FN 7. A related issue is whether the "one person one vote" rule must be extended to elections held in special purpose districts. In Hadley v. Junior College District (1970) 397 U.S. 50 [25 L. Ed. 2d 45, 90 S. Ct. 791], it was held that the trustees of a junior college district performed important governmental functions and the exercise of their powers was of sufficient impact generally to justify the application of the "one person one vote" rule to elections for the office of trustee. (See Girth v. Thompson (1970) 11 Cal. App. 3d 325 [89 Cal. Rptr. 823]; cf. Schindler v. Palo Verde Irrigation Dist. (1969) 1 Cal. App. 3d 831 [82 Cal. Rptr. 61]; Thompson v. Board of Directors (1967) 247 Cal. App. 2d 587 [55 Cal. Rptr. 689].)

FN 8. Salyer applied the "rational relation" test to the voting rights of residents in water storage districts because of the limited powers exercised by such districts. It concluded that because landowners were to bear the entire burden of the district's costs, the state could rationally conclude that they should be charged with responsibility for its operations. By contrast, landowners and nonlandowners alike may be called upon to share in the operating costs of irrigation districts.

FN 9. A cogent analysis of Salyer and the problems involved in property qualification for voting in special purpose districts is contained in Myers, Public Officials (1974) 7 Loyola L.A.L.Rev. 227.

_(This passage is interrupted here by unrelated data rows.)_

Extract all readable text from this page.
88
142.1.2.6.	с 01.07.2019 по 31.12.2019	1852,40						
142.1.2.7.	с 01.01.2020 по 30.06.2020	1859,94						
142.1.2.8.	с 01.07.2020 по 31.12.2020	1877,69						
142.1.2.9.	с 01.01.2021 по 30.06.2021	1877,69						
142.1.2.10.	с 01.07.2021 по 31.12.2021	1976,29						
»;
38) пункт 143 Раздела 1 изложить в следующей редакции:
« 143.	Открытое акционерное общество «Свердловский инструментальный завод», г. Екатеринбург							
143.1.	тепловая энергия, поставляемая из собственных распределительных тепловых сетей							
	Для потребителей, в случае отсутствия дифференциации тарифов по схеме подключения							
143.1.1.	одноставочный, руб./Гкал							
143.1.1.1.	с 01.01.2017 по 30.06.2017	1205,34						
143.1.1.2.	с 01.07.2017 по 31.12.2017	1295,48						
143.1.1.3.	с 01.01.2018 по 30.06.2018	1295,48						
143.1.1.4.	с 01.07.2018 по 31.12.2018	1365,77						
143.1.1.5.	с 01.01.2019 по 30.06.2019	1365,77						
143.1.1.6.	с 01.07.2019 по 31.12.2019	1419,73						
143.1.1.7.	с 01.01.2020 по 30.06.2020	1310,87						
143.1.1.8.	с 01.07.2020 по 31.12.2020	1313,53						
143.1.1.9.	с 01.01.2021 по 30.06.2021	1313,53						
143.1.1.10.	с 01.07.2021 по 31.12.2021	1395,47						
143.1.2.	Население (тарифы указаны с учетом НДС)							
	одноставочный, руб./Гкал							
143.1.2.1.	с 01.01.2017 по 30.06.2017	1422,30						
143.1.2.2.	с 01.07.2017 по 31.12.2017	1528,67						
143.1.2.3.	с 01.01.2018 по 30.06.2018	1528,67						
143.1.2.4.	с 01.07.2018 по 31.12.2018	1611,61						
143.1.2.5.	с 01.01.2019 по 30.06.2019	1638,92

FN 10. According to statistics submitted by amicus, 53 of the 69 districts surveyed contained 100,000 or fewer acres of land, and only Imperial contains more than 300,000 acres. With regard to population, only 6 of the 69 had urban populations greater than 30,000 persons, and only 2 (including Imperial) had more than 100,000 urban residents. Imperial is the only district employing more than 350 persons; 59 of the 69 had 100 or fewer employees. Only seven districts generate electric power, and of these only three deliver electric power to consumers. Three districts provide sewage disposal services, and 34 deliver no domestic water. There are 10,000 or fewer voters in 46 of the 69 districts, and only 4 (including Imperial) have more than 25,000 voters within their boundaries.

FN 11. Prior to its amendment in 1974, this provision was contained in section 24 of article I, and it read, "No property qualification shall ever be required for any person to vote or hold office."